Acute tendon rupture or degeneration is a common clinical problem, with tendinopathy listed as the fourth leading cause of missed work in the United States among non-fatal disease. While surgical repair remains the gold standard treatment, long-term outcomes remain poor due to the non-regenerative healing capacity of tendon. The main limitation impeding adequate tendon repair is the formation of fibrous scar tissue with no regeneration. To determine the cellular and molecular mechanisms of tendon regeneration, our lab has established the neonatal mouse as a model of tendon regeneration. In this dissertation, I show that regeneration is mediated by recruitment and differentiation of tenocytes to the wound site with full restoration of functional properties;​ these features are absent in adults, which instead heal by fibrotic scar. While there are likely intrinsic (tenocyte) and extrinsic (environment) differences that impact the regenerative vs. scar healing programs, I propose that neonatal immunity is one major factor that directly establishes a pro-regenerative environment during tendon healing. In this dissertation I test this hypothesis using mouse genetics, next generation sequencing, and heterochronic/homochronic cell transfer approaches.

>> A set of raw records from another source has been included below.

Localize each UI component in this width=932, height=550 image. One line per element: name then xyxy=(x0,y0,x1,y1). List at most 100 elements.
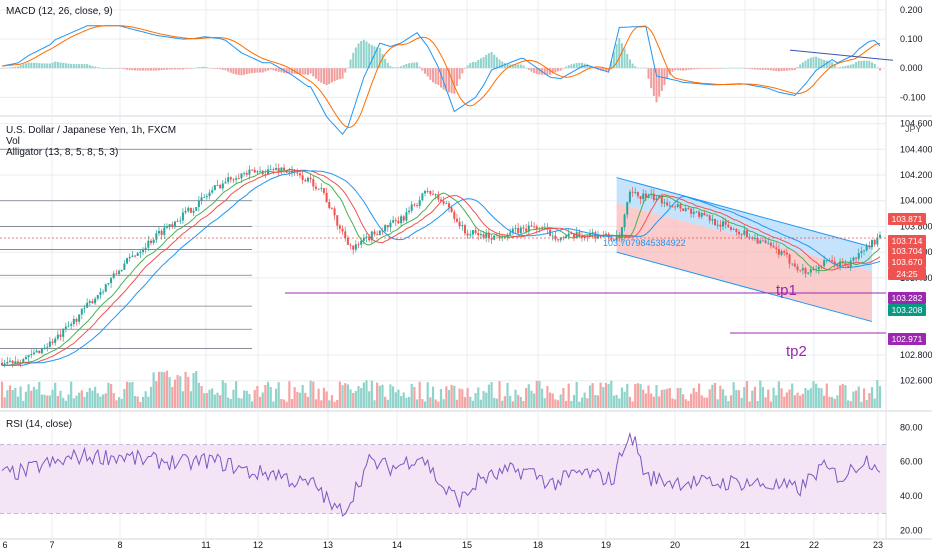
candle-body xyxy=(408,210,411,213)
volume-bar xyxy=(474,393,477,408)
macd-histogram-bar xyxy=(817,57,820,69)
macd-histogram-bar xyxy=(836,67,839,69)
volume-bar xyxy=(469,396,472,408)
candle-body xyxy=(469,234,472,236)
candle-body xyxy=(341,228,344,232)
macd-histogram-bar xyxy=(567,65,570,69)
candle-body xyxy=(596,235,599,239)
candle-body xyxy=(104,284,107,292)
macd-histogram-bar xyxy=(269,68,272,70)
candle-body xyxy=(743,230,746,235)
volume-bar xyxy=(195,371,198,408)
macd-histogram-bar xyxy=(695,68,698,70)
macd-histogram-bar xyxy=(296,68,299,75)
volume-bar xyxy=(168,377,171,408)
candle-body xyxy=(767,242,770,244)
volume-bar xyxy=(152,372,155,408)
candle-body xyxy=(533,226,536,228)
volume-bar xyxy=(815,383,818,408)
volume-bar xyxy=(192,373,195,408)
volume-bar xyxy=(466,388,469,408)
macd-histogram-bar xyxy=(825,60,828,69)
volume-bar xyxy=(663,389,666,408)
volume-bar xyxy=(120,398,123,408)
candle-body xyxy=(724,221,727,225)
macd-histogram-bar xyxy=(785,68,788,71)
macd-y-tick: 0.200 xyxy=(900,5,923,15)
volume-bar xyxy=(628,396,632,408)
volume-bar xyxy=(551,393,554,408)
volume-bar xyxy=(721,389,725,408)
price-y-tick: 104.000 xyxy=(900,196,932,206)
macd-histogram-bar xyxy=(644,67,647,69)
candle-body xyxy=(804,268,807,274)
macd-histogram-bar xyxy=(722,68,725,69)
candle-body xyxy=(384,225,387,232)
candle-body xyxy=(86,302,89,308)
macd-histogram-bar xyxy=(152,68,155,71)
candle-body xyxy=(35,350,38,353)
macd-histogram-bar xyxy=(714,68,717,69)
candle-body xyxy=(573,233,576,238)
volume-bar xyxy=(439,388,443,408)
volume-bar xyxy=(306,396,310,408)
macd-histogram-bar xyxy=(373,46,376,69)
candle-body xyxy=(690,208,693,214)
volume-bar xyxy=(11,390,14,408)
macd-histogram-bar xyxy=(107,68,110,69)
x-tick-label: 21 xyxy=(740,540,750,550)
volume-bar xyxy=(644,393,647,408)
volume-bar xyxy=(791,383,794,408)
macd-histogram-bar xyxy=(298,68,301,75)
volume-bar xyxy=(564,400,568,408)
volume-bar xyxy=(522,401,525,408)
alligator-lips xyxy=(2,168,881,366)
volume-bar xyxy=(368,391,371,408)
macd-histogram-bar xyxy=(392,67,395,69)
candle-body xyxy=(711,219,714,221)
candle-body xyxy=(610,237,613,240)
macd-histogram-bar xyxy=(330,68,333,83)
volume-bar xyxy=(860,401,863,408)
volume-bar xyxy=(716,399,719,408)
candle-body xyxy=(466,233,469,236)
macd-histogram-bar xyxy=(64,63,67,69)
candle-body xyxy=(336,215,339,226)
candle-body xyxy=(674,206,677,208)
macd-histogram-bar xyxy=(517,64,520,69)
macd-histogram-bar xyxy=(155,68,158,71)
macd-histogram-bar xyxy=(767,68,770,70)
candle-body xyxy=(706,215,709,217)
macd-histogram-bar xyxy=(716,68,719,69)
candle-body xyxy=(189,207,192,213)
candle-body xyxy=(394,220,397,221)
candle-body xyxy=(298,173,301,176)
volume-bar xyxy=(666,388,669,408)
macd-histogram-bar xyxy=(788,68,791,71)
volume-bar xyxy=(362,382,365,408)
candle-body xyxy=(325,192,328,203)
candle-body xyxy=(604,233,607,236)
volume-bar xyxy=(796,392,799,408)
macd-histogram-bar xyxy=(16,66,19,69)
volume-bar xyxy=(604,382,608,408)
candle-body xyxy=(352,245,355,250)
macd-histogram-bar xyxy=(815,56,818,69)
volume-bar xyxy=(671,398,674,408)
volume-bar xyxy=(695,391,698,408)
macd-histogram-bar xyxy=(562,68,565,69)
candle-body xyxy=(317,188,320,190)
volume-bar xyxy=(173,379,177,408)
candle-body xyxy=(424,191,427,194)
volume-bar xyxy=(844,385,847,408)
candle-body xyxy=(698,211,701,217)
macd-histogram-bar xyxy=(727,67,730,69)
macd-histogram-bar xyxy=(490,52,493,69)
macd-histogram-bar xyxy=(772,68,775,71)
macd-histogram-bar xyxy=(801,62,804,69)
macd-histogram-bar xyxy=(719,68,722,69)
candle-body xyxy=(509,232,512,235)
candle-body xyxy=(280,167,283,172)
volume-bar xyxy=(618,398,621,408)
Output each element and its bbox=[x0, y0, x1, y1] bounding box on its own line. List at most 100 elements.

Shortly after injury, I observe that neonatal mice exhibit a rapid transition to a type 2 anti-inflammatory response while adult mice exhibit a pro-inflammatory type 1 response in the injured tendon. These differences manifest in macrophage polarization, where the contribution of inflammatory (type 1) and anti-inflammatory (type 2) macrophages are known drivers of fibrotic versus regenerative healing, respectively. Among lymphocytes, the recruitment of regulatory T-cells (Tregs) was notably increased in injured neonatal versus adult tendon. Since Tregs have emerged as non-conventional regulators of wound healing and can direct both immune polarization as well as orchestrate tissue repair, I hypothesize that neonatal Tregs are key drivers of neonatal immune polarization that permit successful tendon regeneration. I further hypothesize that adult inflammation is restrictive of tendon regeneration and that rejuvenation of adult inflammation with neonatal Tregs can restore tendon regeneration.

Using the neonatal mouse as a regenerative model of tendon healing, I show that ablation of Tregs following tendon injury impairs functional recovery with limited recruitment of tenocytes and robust infiltration of αSMA+ cells, indicative of fibrotic scar. I next performed transcriptional profiling of Tregs recruited to the injured tendon in neonatal and adult mice to identify gene signatures that may explain differences in neonatal and adult Treg response. Surprisingly, neonatal Tregs express a type 2 antiinflammatory signature that was absent in adult Tregs. Using heterochronic and homochronic adoptive transfer experiments of human and mouse Tregs into immunodeficient neonatal and adult hosts, I show that neonatal Tregs are uniquely able to permit tendon regeneration and macrophage polarization. Furthermore, I demonstrate that adoptive transfer of neonatal Tregs can improve tendon repair in adult mice.

Collectively, the data presented in this dissertation demonstrate a critical role for the immune environment in tendon repair that can be both permissive (neonates) or restrictive (adults) of tendon regeneration. From these approaches I demonstrate an age-dependent role for Tregs in supporting reparative inflammation, and identify a neonatal Treg signature that can be used to select hits that can be screened using FDAapproved drug libraries. Moreover, these approaches highlight the importance of the immune response in tendon repair, and the need for further studies to elucidate reparative inflammation. Success in these endeavors will undoubtedly lead to improved tendon therapies and quality of life for patients.